Heather Gill/Unsplash: Eco-friendly Cattle is the New Reality
Agriculture experts stated that the livestock industry could decrease its emission levels by raising cattle that grow quickly but consume less food. Researchers claimed that it could reduce methane discharge from livestock by 33% if the farming community bred specific kinds of animals.
Buyers being able to review the packaging label of their food to see the environmental impact is another change that we might soon witness.
Upping the Beef Game
Mike Coffey, a professor in the field of Livestock Informatics, mentions that scholars had been investigating the newer varieties of beef cattle. The goal is to identify ones consuming smaller quantities of food but growing up to the same level as a usual cow.
Coffey, who has been working on this research at Scotland’s Rural College, adds that methane emissions from the best kind of cattle were three times higher than that of the unfavorable ones. This number could amplify drastically if every farmer in the UK breeds such ideal livestock.

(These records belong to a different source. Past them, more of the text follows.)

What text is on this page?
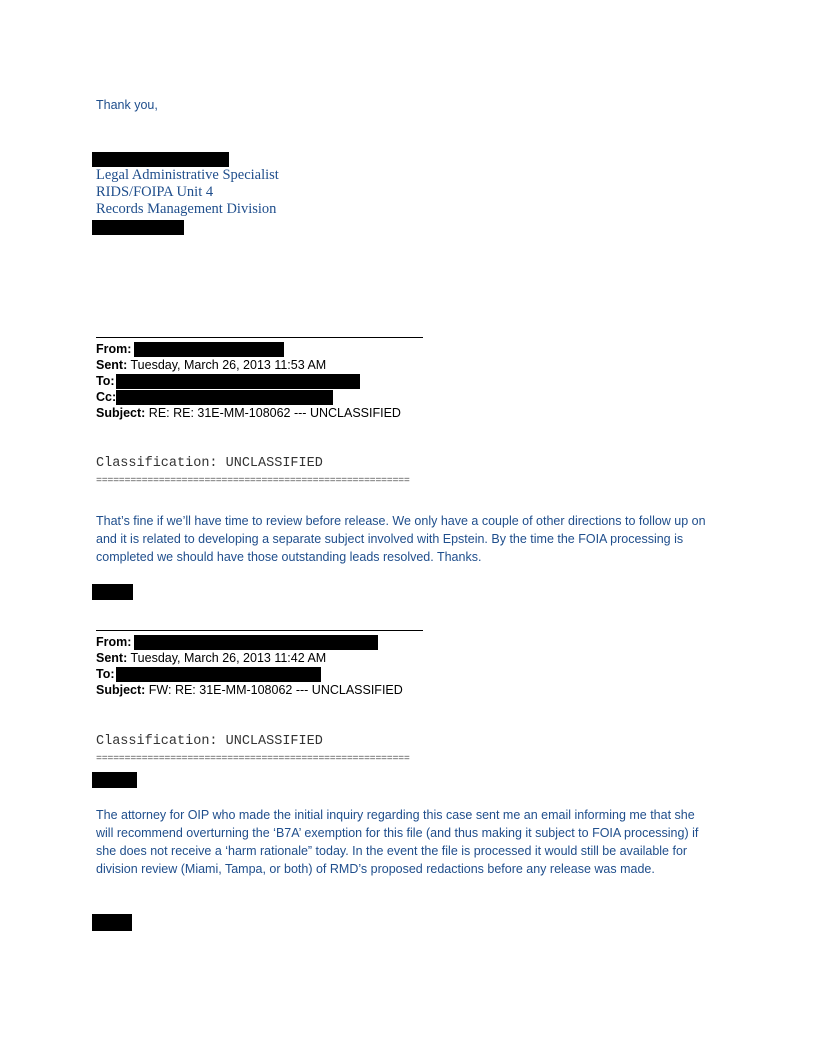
Thank you,
Legal Administrative Specialist
RIDS/FOIPA Unit 4
Records Management Division
From:
Sent: Tuesday, March 26, 2013 11:53 AM
To:
Cc:
Subject: RE: RE: 31E-MM-108062 --- UNCLASSIFIED
Classification: UNCLASSIFIED
=======================================================
That’s fine if we’ll have time to review before release. We only have a couple of other directions to follow up on and it is related to developing a separate subject involved with Epstein. By the time the FOIA processing is completed we should have those outstanding leads resolved. Thanks.
From:
Sent: Tuesday, March 26, 2013 11:42 AM
To:
Subject: FW: RE: 31E-MM-108062 --- UNCLASSIFIED
Classification: UNCLASSIFIED
=======================================================
The attorney for OIP who made the initial inquiry regarding this case sent me an email informing me that she will recommend overturning the ‘B7A’ exemption for this file (and thus making it subject to FOIA processing) if she does not receive a ‘harm rationale” today. In the event the file is processed it would still be available for division review (Miami, Tampa, or both) of RMD’s proposed redactions before any release was made.
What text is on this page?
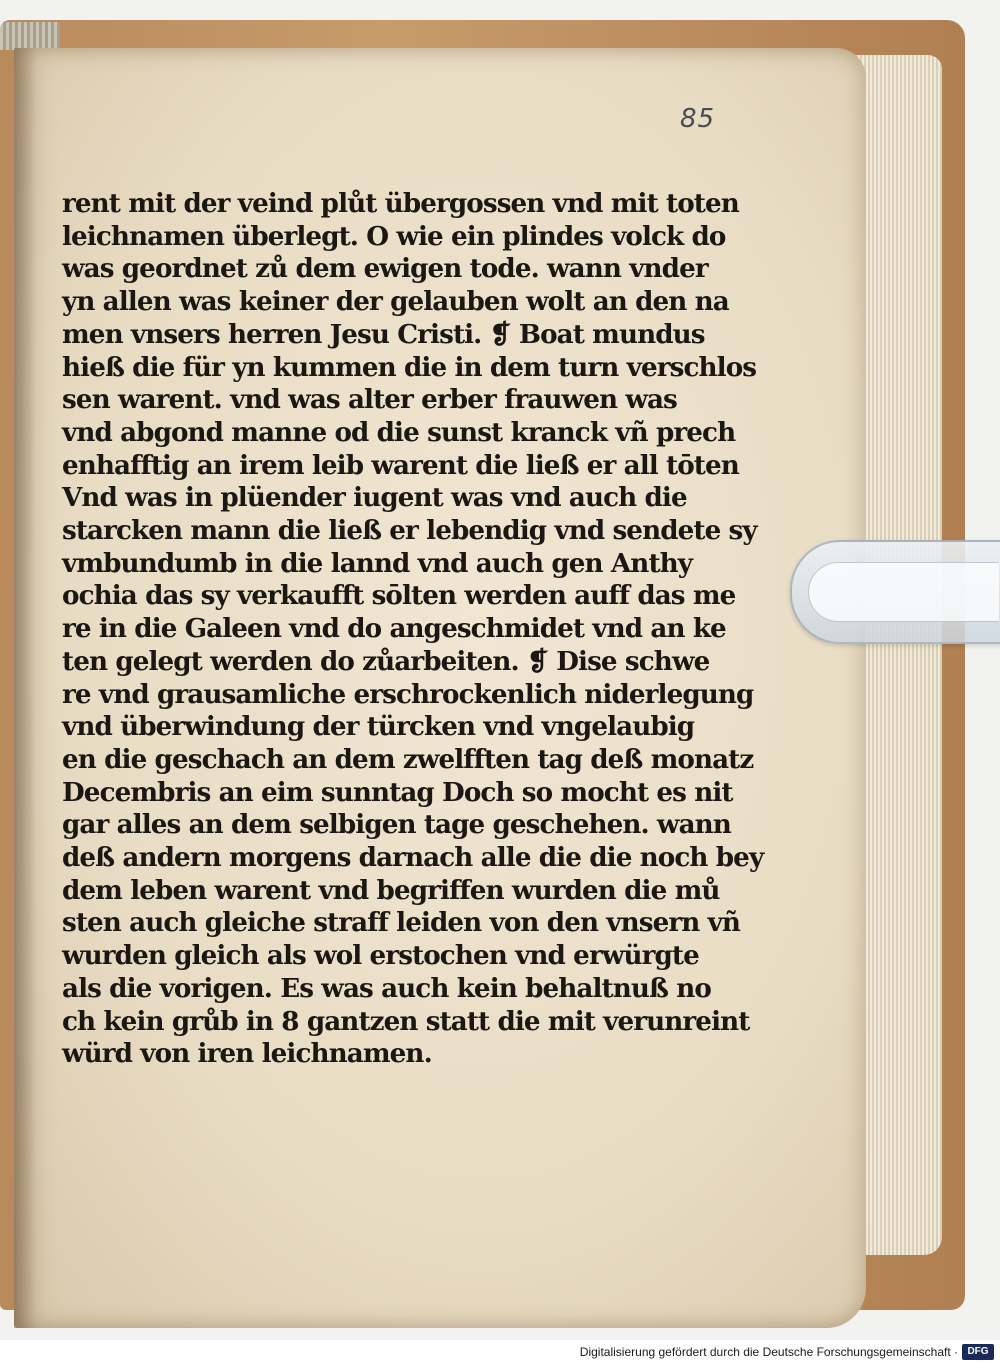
85
rent mit der veind plůt übergossen vnd mit toten
leichnamen überlegt. O wie ein plindes volck do
was geordnet zů dem ewigen tode. wann vnder
yn allen was keiner der gelauben wolt an den na
men vnsers herren Jesu Cristi. ❡ Boat mundus
hieß die für yn kummen die in dem turn verschlos
sen warent. vnd was alter erber frauwen was
vnd abgond manne od die sunst kranck vñ prech
enhafftig an irem leib warent die ließ er all tōten
Vnd was in plüender iugent was vnd auch die
starcken mann die ließ er lebendig vnd sendete sy
vmbundumb in die lannd vnd auch gen Anthy
ochia das sy verkaufft sōlten werden auff das me
re in die Galeen vnd do angeschmidet vnd an ke
ten gelegt werden do zůarbeiten. ❡ Dise schwe
re vnd grausamliche erschrockenlich niderlegung
vnd überwindung der türcken vnd vngelaubig
en die geschach an dem zwelfften tag deß monatz
Decembris an eim sunntag Doch so mocht es nit
gar alles an dem selbigen tage geschehen. wann
deß andern morgens darnach alle die die noch bey
dem leben warent vnd begriffen wurden die mů
sten auch gleiche straff leiden von den vnsern vñ
wurden gleich als wol erstochen vnd erwürgte
als die vorigen. Es was auch kein behaltnuß no
ch kein grůb in 8 gantzen statt die mit verunreint
würd von iren leichnamen.
Digitalisierung gefördert durch die Deutsche Forschungsgemeinschaft · DFG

In a post-show of a Science Media Centre briefing, he added that farmers are ready to do their bit and reduce their share in the emission of greenhouse gases. The onus of producing cows that let out lesser quantities of the harmful methane gas lies on the scientific community.
sumanley/Pixabay: The Methane Gas Let out by Cows Can Also Harm the Ozone Layer
It is estimated that soon farmers can select bulls for the purpose of breeding. They will be further used to father dairy cows that eat lesser feed as compared to the amount of milk produced by them. The next step in this process is to try and measure the quantity of methane discharged by various breeds.
Going Vegan
JerzyGoreck/Pixabay: Going Vegan Might Not Solve All the Problems
While there is optimism that we’ll soon have product labels for efficiency and carbon impact information, asking governments to legislate consumer choices and forcing veganism is surely not an option.
Some might want to go vegan or vegetarian, while others would instead purchase foods that cause the least damage to the ecosystem. Scientists warned that even if everyone chose to go vegan, the environmental problems of the farming sector would not be solved. Geoff Simm, a professor, based out of the University of Edinburgh, said that the entire meat sector was unfairly ‘demonized’ and veganism cannot minimize land use.
According to Professor Andrea Wilson, another academic at Edinburgh University, we know enough about livestock as people have studied it extensively, but the same is not true about veganism. Only time and copious amounts of research will be able to tell whether you are doing a service to the environment by not eating meat!